EUROPAWAHL

AfD in Brandenburg stärkste Kraft

Die SPD sackt bei der Europawahl in Brandenburg drastisch ab im Vergleich zu 2014. Die AfD legt zu und liegt nach Auszählung fast aller Stimmen vorn.
dpa
AfD-Landeschef Andreas Kalbitz ist begeistert: Seine Partei wurde bei der Europawahl in Brandenburg stärkste Kraft.
AfD-Landeschef Andreas Kalbitz ist begeistert: Seine Partei wurde bei der Europawahl in Brandenburg stärkste Kraft. Ralf Hirschberger
Potsdam ·

Die AfD ist bei der Europawahl in Brandenburg voraussichtlich stärkste Partei geworden und hat CDU und SPD überflügelt. Rund drei Monate vor der Landtagswahl erreichte sie nach Auszählung von rund 95 Prozent der Wahlbezirke am Sonntag 20,3 Prozent der Stimmen. Die SPD von Regierungschef Dietmar Woidke brach im Vergleich zur Europawahl vor fünf Jahren regelrecht ein und kam mit 17,1 Prozent nur noch auf den dritten Platz.

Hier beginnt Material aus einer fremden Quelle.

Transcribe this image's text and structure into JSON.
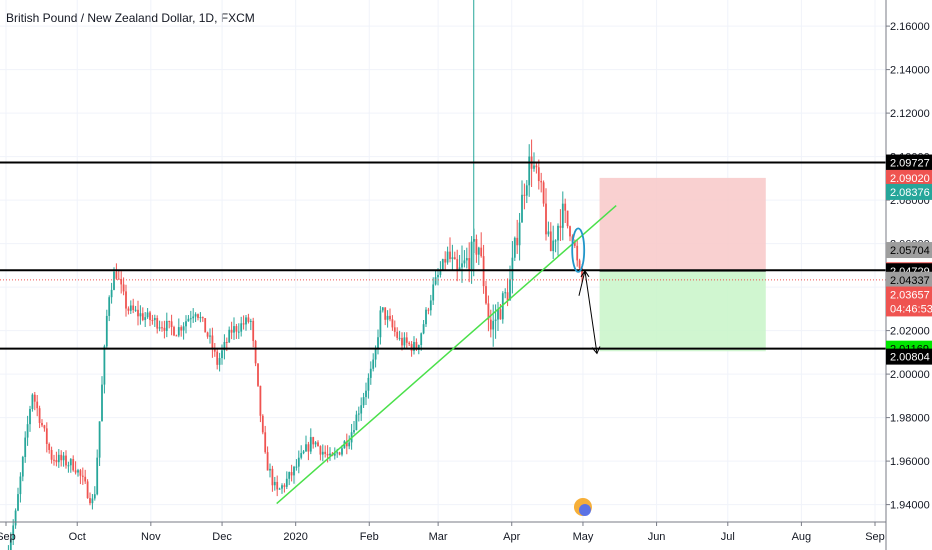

Deutliche höhere Wahlbeteiligung in Brandenburg

Die CDU lag mit 18,0 Prozent auf dem zweiten Platz, die Linke kam auf 12,2 Prozent, die Grünen erreichten nach Angaben des Landeswahlleiters 12,1 Prozent, die FDP lag bei 4,4 Prozent. Auch in anderen ostdeutschen Ländern zeichneten sich deutliche Zugewinne für die AfD ab.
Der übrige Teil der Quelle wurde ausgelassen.